日本橋小伝馬町にある「調理パンの店 いづみ」。隣のたばこ店とともにおばあさんが一人で切り盛りしている。
人気商品のたまごとハムのサンドイッチ。

谷中でも気になるお店を見つけて小休止。「花重」は創業150年の老舗花屋で、その建物は登録有形文化財にも登録されています。2023年には併設の事務所がリノベーションされ、新たにカフェがオープンしたそう。谷中霊園のすぐ近くにあるので、春に桜並木を通り抜けてから立ち寄るのも良いかもしれません。

右手が「花重」。左手の暖簾がカフェ「花重谷中茶屋」の入口。

この日は常に曇り空で、景色を眺めるには少し残念な天気。それでも街には商店街や公園、寺院など目を惹くコンテンツがいたる所にあり、楽しみに事欠きませんでした。楽しみ方の幅が広いのも、ただサイクリングコースを走るのとはまた違った街巡りの魅力ではないでしょうか。

道中で見つけた墨田区にある「横網町公園」の慰霊堂。

トーキョーバイクに乗ると、友達が増える

最後に、東京で自転車を持つことで得られる “豊かさ” について金井さんに伺いました。
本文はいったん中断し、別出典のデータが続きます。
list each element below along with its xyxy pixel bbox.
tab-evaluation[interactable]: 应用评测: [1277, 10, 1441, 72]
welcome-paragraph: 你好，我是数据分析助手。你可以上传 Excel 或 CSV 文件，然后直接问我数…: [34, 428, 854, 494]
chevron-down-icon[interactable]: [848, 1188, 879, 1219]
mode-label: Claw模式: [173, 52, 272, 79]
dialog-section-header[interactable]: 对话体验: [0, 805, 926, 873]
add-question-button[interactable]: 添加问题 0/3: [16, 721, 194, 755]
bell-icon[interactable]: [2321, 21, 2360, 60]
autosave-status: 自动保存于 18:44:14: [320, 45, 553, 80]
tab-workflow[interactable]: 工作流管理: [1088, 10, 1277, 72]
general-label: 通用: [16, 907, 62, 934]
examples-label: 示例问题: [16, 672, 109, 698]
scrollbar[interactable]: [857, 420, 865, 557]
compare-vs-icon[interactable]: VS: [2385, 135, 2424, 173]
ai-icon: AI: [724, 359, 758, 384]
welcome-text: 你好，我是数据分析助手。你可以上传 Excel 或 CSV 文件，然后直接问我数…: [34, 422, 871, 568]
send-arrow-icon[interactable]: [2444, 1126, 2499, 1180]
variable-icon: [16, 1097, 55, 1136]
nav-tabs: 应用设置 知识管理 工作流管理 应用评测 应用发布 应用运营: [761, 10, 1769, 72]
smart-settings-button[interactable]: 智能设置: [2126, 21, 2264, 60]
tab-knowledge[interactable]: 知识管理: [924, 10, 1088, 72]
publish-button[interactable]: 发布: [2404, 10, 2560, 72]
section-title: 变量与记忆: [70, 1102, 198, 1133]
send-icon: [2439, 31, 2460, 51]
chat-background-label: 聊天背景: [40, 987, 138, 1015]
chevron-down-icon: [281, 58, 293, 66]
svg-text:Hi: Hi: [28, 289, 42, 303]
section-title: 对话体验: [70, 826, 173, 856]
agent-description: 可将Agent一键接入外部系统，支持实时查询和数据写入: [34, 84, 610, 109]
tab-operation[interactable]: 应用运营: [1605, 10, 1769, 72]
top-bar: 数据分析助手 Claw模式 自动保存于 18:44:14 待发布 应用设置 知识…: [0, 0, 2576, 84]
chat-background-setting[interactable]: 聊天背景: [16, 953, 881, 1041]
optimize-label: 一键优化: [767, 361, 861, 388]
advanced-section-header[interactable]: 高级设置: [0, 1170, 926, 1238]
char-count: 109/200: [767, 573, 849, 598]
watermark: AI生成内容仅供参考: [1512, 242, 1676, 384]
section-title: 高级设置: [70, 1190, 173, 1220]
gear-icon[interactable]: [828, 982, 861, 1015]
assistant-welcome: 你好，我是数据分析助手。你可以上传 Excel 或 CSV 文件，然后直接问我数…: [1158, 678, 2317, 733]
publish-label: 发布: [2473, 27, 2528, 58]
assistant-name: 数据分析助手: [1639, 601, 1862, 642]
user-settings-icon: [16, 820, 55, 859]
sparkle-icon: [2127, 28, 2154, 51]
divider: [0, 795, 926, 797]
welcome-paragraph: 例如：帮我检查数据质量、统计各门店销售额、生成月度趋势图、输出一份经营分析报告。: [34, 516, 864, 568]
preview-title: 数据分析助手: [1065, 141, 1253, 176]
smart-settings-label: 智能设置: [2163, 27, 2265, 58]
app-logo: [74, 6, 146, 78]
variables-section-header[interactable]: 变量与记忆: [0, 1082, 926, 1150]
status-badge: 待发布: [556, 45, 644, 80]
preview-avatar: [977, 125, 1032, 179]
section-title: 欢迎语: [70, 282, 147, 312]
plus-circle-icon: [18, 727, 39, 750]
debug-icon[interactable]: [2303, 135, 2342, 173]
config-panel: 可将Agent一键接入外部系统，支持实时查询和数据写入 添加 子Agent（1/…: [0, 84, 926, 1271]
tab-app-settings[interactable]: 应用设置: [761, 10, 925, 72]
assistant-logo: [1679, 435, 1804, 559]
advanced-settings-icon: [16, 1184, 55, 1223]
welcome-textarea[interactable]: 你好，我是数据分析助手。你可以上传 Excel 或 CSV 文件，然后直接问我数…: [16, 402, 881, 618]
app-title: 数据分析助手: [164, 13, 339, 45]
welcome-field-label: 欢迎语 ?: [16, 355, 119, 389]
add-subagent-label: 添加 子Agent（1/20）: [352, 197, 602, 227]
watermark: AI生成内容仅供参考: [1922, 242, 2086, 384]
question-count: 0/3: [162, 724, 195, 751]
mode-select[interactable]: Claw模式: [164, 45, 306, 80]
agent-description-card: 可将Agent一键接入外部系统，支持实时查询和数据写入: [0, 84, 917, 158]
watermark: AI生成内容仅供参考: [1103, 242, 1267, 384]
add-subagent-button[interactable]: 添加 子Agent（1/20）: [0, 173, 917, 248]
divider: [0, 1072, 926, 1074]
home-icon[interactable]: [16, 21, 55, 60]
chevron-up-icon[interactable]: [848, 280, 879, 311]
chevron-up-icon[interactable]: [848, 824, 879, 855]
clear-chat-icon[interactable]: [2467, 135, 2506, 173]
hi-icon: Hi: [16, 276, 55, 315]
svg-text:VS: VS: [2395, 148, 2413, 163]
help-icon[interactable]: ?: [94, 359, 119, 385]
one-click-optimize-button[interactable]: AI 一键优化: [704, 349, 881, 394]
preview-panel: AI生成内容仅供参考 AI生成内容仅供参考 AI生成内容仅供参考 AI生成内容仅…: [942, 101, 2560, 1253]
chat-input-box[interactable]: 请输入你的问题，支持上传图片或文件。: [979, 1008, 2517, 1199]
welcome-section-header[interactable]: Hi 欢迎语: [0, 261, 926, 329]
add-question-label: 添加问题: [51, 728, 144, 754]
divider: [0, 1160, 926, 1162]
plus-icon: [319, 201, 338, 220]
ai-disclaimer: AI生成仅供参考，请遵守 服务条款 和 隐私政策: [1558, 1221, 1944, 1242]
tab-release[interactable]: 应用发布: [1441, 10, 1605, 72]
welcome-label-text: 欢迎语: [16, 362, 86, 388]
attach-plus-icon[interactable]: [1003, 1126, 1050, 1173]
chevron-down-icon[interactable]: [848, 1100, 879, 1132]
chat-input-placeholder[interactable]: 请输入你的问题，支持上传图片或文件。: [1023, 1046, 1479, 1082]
金井:私がよく言っているのは『トーキョーバイクに乗ると友達が増える』ということです。自転車に乗っていると好奇心が掻き立てられて、気になるお店に入ってみたりする。するとそこで新しい出会いがあったり、色々な人と話す機会が増えるような気がしています。学生時代の友達や仕事の仲間以外にも知り合いが増えると『豊かだな』と思いますし、そこで自分の知らない生き方に出会えたら面白いですよね。

トーキョーバイクを初めて体験する編集部のO。

好奇心のままに走ることで、新たな発見や出会いをもたらしてくれる自転車。公共交通機関が充実した東京に住むことで、手放してしまった方も多いのではないでしょうか。そういう方こそ久しぶりに乗ってみると、思いもしない楽しみを見つけられるかもしれません。

DATA

金井一郎 Ichiro Kanai

株式会社トーキョーバイク 代表取締役

オートバイや自動車関連の企業を数社経験した後、独立。自転車業界にて広告・Webサイト制作やパーツのオンライン販売を経て「トーキョーバイク」を立ち上げる。2002年にはオリジナルの自転車を発売し、現在は30以上の国や地域に店舗を展開して “街を楽しむ自転車” を世界中に届けている。